Monte Hellman esteve no Lisbon & Estoril Film Festival para acompanhar uma retrospectiva dos seus filmes e apresentar uma "masterclass": oportunidade para encontrar um autor de genuína independência — esta entrevista foi publicada no Diário de Notícias (17 Novembro), com o título 'O digital está a mudar a maneira de distribuir e exibir filmes'.
Quando se estreou o seu filme mais recente, Road to Nowhere/Sem Destino (2010), os espectadores que o conheciam através dos westerns dos anos 60 sentiram-no como uma grande mudança no seu trabalho.
Não terá sido uma mudança no meu trabalho. Eu é que mudei. A grande diferença provém de um método que apliquei, tentando que os meus actores deixassem de pensar. O argumento era obscuro e isso ajudava. Quando me pediam ajuda para compreender o que estava a acontecer, dizia que não fazia mal porque eu também não compreendia...
Não queria, portanto, a dúvida clássica: “Qual é a minha motivação?”
Exactamente. E funcionou muito bem: cada actor arranjou a sua maneira de lidar com a situação.
O resultado é paradoxal, já que o filme nos faz sentir a vida interior das personagens.
Porque era preciso não pensar em nada e sentir tudo.
Há algo em Road to Nowhere que não é estranho ao gosto da deambulação, ao espírito “pela estrada fora” que marca o seu clássico de 1971, Two-Lane Blacktop.
Creio que começou com a influência do crítico alemão Siegfried Kracauer (1889-1966).
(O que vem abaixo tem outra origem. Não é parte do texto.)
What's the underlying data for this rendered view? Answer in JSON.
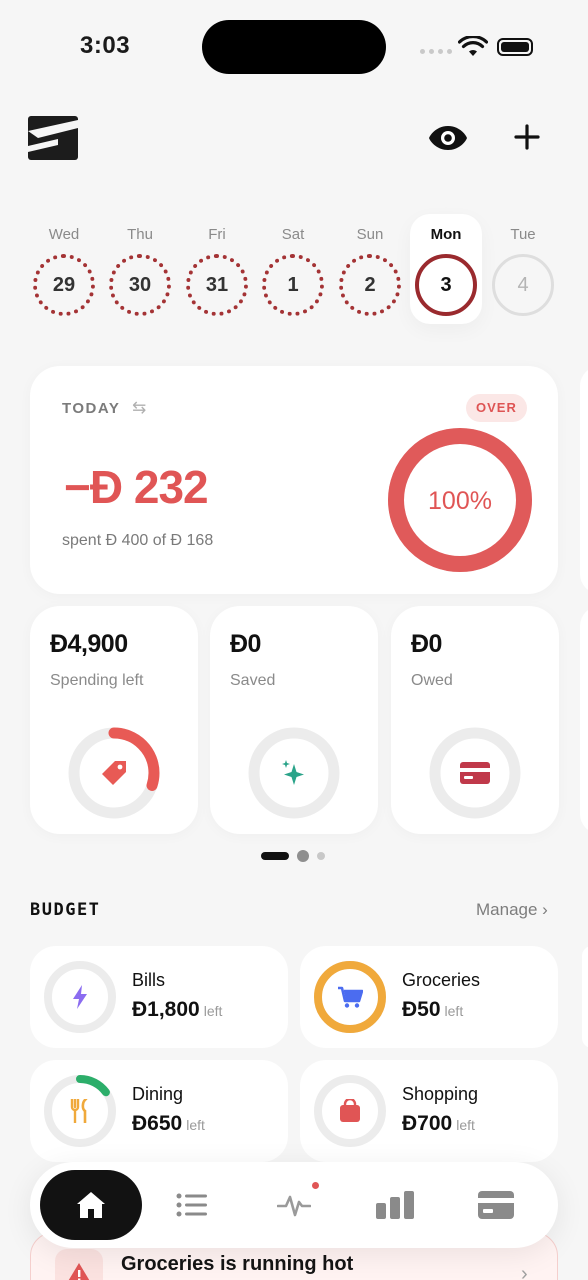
{
  "status_bar": {
    "time": "3:03"
  },
  "days": [
    {
      "name": "Wed",
      "date": "29",
      "state": "dotted"
    },
    {
      "name": "Thu",
      "date": "30",
      "state": "dotted"
    },
    {
      "name": "Fri",
      "date": "31",
      "state": "dotted"
    },
    {
      "name": "Sat",
      "date": "1",
      "state": "dotted"
    },
    {
      "name": "Sun",
      "date": "2",
      "state": "dotted"
    },
    {
      "name": "Mon",
      "date": "3",
      "state": "selected"
    },
    {
      "name": "Tue",
      "date": "4",
      "state": "future"
    }
  ],
  "today": {
    "label": "TODAY",
    "badge": "OVER",
    "amount": "−Đ 232",
    "sub": "spent Đ 400 of Đ 168",
    "percent_label": "100%",
    "percent": 1.0
  },
  "summary": [
    {
      "amount": "Đ4,900",
      "label": "Spending left",
      "icon": "tag-icon",
      "progress": 0.3,
      "color": "#e85a55"
    },
    {
      "amount": "Đ0",
      "label": "Saved",
      "icon": "sparkle-icon",
      "progress": 0,
      "color": "#2aa389"
    },
    {
      "amount": "Đ0",
      "label": "Owed",
      "icon": "card-icon",
      "progress": 0,
      "color": "#c0394a"
    }
  ],
  "budget": {
    "title": "BUDGET",
    "manage": "Manage",
    "left_word": "left",
    "items": [
      {
        "name": "Bills",
        "amount": "Đ1,800",
        "icon": "bolt-icon",
        "progress": 0,
        "color": "#8b6cf0"
      },
      {
        "name": "Groceries",
        "amount": "Đ50",
        "icon": "cart-icon",
        "progress": 1.0,
        "color": "#f0a93b"
      },
      {
        "name": "Dining",
        "amount": "Đ650",
        "icon": "fork-knife-icon",
        "progress": 0.15,
        "color": "#2cae6a"
      },
      {
        "name": "Shopping",
        "amount": "Đ700",
        "icon": "bag-icon",
        "progress": 0,
        "color": "#e05555"
      }
    ]
  },
  "nav": [
    "home-icon",
    "list-icon",
    "pulse-icon",
    "bar-chart-icon",
    "card-icon"
  ],
  "toast": {
    "text": "Groceries is running hot"
  }
}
Ele escreveu um livro, Teoria do Cinema ou a Redenção da Realidade Física, em que fala da estrada como algo que fez o cinema diferente: se rodarmos uma cena dentro de quatro paredes, isso é teatro; mas a partir do momento em que há uma janela para a rua, para a estrada, então torna-se cinema.
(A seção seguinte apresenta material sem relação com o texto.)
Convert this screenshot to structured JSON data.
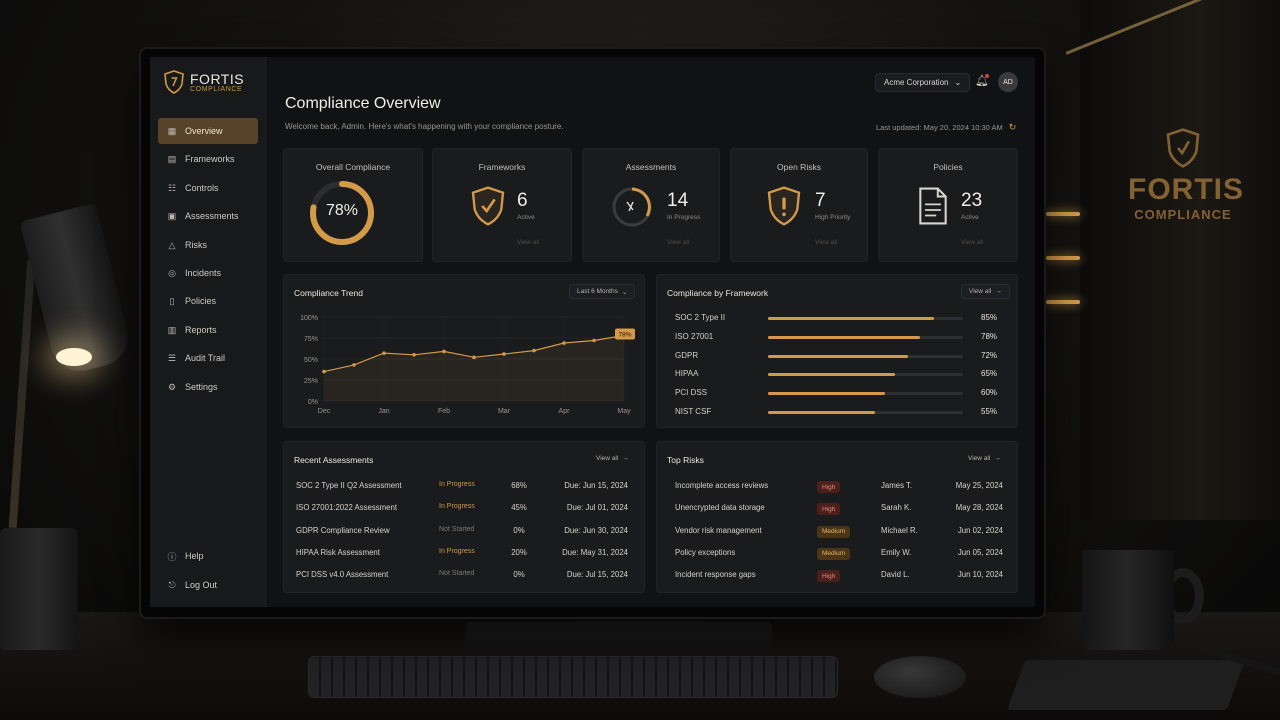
{
  "brand": {
    "name": "FORTIS",
    "tagline": "COMPLIANCE"
  },
  "wall_logo": {
    "name": "FORTIS",
    "tagline": "COMPLIANCE"
  },
  "sidebar": {
    "items": [
      {
        "label": "Overview",
        "icon": "grid-icon",
        "active": true
      },
      {
        "label": "Frameworks",
        "icon": "layers-icon"
      },
      {
        "label": "Controls",
        "icon": "sliders-icon"
      },
      {
        "label": "Assessments",
        "icon": "clipboard-icon"
      },
      {
        "label": "Risks",
        "icon": "warning-icon"
      },
      {
        "label": "Incidents",
        "icon": "alert-icon"
      },
      {
        "label": "Policies",
        "icon": "document-icon"
      },
      {
        "label": "Reports",
        "icon": "chart-icon"
      },
      {
        "label": "Audit Trail",
        "icon": "list-icon"
      },
      {
        "label": "Settings",
        "icon": "gear-icon"
      }
    ],
    "bottom": [
      {
        "label": "Help",
        "icon": "help-icon"
      },
      {
        "label": "Log Out",
        "icon": "logout-icon"
      }
    ]
  },
  "header": {
    "org": "Acme Corporation",
    "avatar": "AD",
    "title": "Compliance Overview",
    "subtitle": "Welcome back, Admin. Here's what's happening with your compliance posture.",
    "updated": "Last updated: May 20, 2024 10:30 AM"
  },
  "stats": [
    {
      "title": "Overall Compliance",
      "value": "78%",
      "progress": 0.78
    },
    {
      "title": "Frameworks",
      "value": "6",
      "sub": "Active",
      "link": "View all"
    },
    {
      "title": "Assessments",
      "value": "14",
      "sub": "In Progress",
      "link": "View all"
    },
    {
      "title": "Open Risks",
      "value": "7",
      "sub": "High Priority",
      "link": "View all"
    },
    {
      "title": "Policies",
      "value": "23",
      "sub": "Active",
      "link": "View all"
    }
  ],
  "trend": {
    "title": "Compliance Trend",
    "range": "Last 6 Months"
  },
  "chart_data": {
    "type": "line",
    "title": "Compliance Trend",
    "x": [
      "Dec",
      "",
      "Jan",
      "",
      "Feb",
      "",
      "Mar",
      "",
      "Apr",
      "",
      "May"
    ],
    "values": [
      35,
      43,
      57,
      55,
      59,
      52,
      56,
      60,
      69,
      72,
      78
    ],
    "ylim": [
      0,
      100
    ],
    "yticks": [
      "0%",
      "25%",
      "50%",
      "75%",
      "100%"
    ],
    "xticks": [
      "Dec",
      "Jan",
      "Feb",
      "Mar",
      "Apr",
      "May"
    ],
    "last_label": "78%",
    "accent": "#d39a48"
  },
  "frameworks": {
    "title": "Compliance by Framework",
    "link": "View all",
    "items": [
      {
        "name": "SOC 2 Type II",
        "pct": "85%",
        "value": 0.85
      },
      {
        "name": "ISO 27001",
        "pct": "78%",
        "value": 0.78
      },
      {
        "name": "GDPR",
        "pct": "72%",
        "value": 0.72
      },
      {
        "name": "HIPAA",
        "pct": "65%",
        "value": 0.65
      },
      {
        "name": "PCI DSS",
        "pct": "60%",
        "value": 0.6
      },
      {
        "name": "NIST CSF",
        "pct": "55%",
        "value": 0.55
      }
    ]
  },
  "assessments": {
    "title": "Recent Assessments",
    "link": "View all",
    "rows": [
      {
        "name": "SOC 2 Type II Q2 Assessment",
        "status": "In Progress",
        "pct": "68%",
        "due": "Due: Jun 15, 2024"
      },
      {
        "name": "ISO 27001:2022 Assessment",
        "status": "In Progress",
        "pct": "45%",
        "due": "Due: Jul 01, 2024"
      },
      {
        "name": "GDPR Compliance Review",
        "status": "Not Started",
        "pct": "0%",
        "due": "Due: Jun 30, 2024"
      },
      {
        "name": "HIPAA Risk Assessment",
        "status": "In Progress",
        "pct": "20%",
        "due": "Due: May 31, 2024"
      },
      {
        "name": "PCI DSS v4.0 Assessment",
        "status": "Not Started",
        "pct": "0%",
        "due": "Due: Jul 15, 2024"
      }
    ]
  },
  "risks": {
    "title": "Top Risks",
    "link": "View all",
    "rows": [
      {
        "name": "Incomplete access reviews",
        "severity": "High",
        "owner": "James T.",
        "date": "May 25, 2024"
      },
      {
        "name": "Unencrypted data storage",
        "severity": "High",
        "owner": "Sarah K.",
        "date": "May 28, 2024"
      },
      {
        "name": "Vendor risk management",
        "severity": "Medium",
        "owner": "Michael R.",
        "date": "Jun 02, 2024"
      },
      {
        "name": "Policy exceptions",
        "severity": "Medium",
        "owner": "Emily W.",
        "date": "Jun 05, 2024"
      },
      {
        "name": "Incident response gaps",
        "severity": "High",
        "owner": "David L.",
        "date": "Jun 10, 2024"
      }
    ]
  }
}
O que não será estranho à tradição do western. Quando filmou O Furacão (1965) ou Duelo no Deserto (1966) procurava, de alguma maneira, reencontrar uma certa imagem mítica da América?
Não exactamente, já que estávamos a lidar com uma realidade muito concreta: trabalhámos a partir de diários originais, escritos por pioneiros alemães e eslovacos. Ao mesmo tempo, interessava-me encontrar alguns temas universais, como a relação dos homens com a terra, vindos da tragédia grega.
Esse é também um tempo de afirmação de uma certa produção independente. Parece-lhe que, hoje em dia, há algo que persista dessa produção?
Tudo isso era um pouco um mito. Houve um verdadeiro independente, Roger Corman, que deu oportunidade a vários cineastas emergentes. Hoje em dia, na verdade, os independentes são um prolongamento dos grandes estúdios.
Tem, por isso, uma visão mais pessimista do cinema americano?
Não, não creio, até porque me parece que a minha visão não mudou assim tanto.
E o uso das câmaras digitais em Road to Nowhere? Não muda a própria maneira de fazer filmes?
Não sei se muda a maneira de fazer, mas é um facto que está a mudar a maneira de distribuir e exibir filmes: o equipamento de projecção vai melhorando de forma incrível.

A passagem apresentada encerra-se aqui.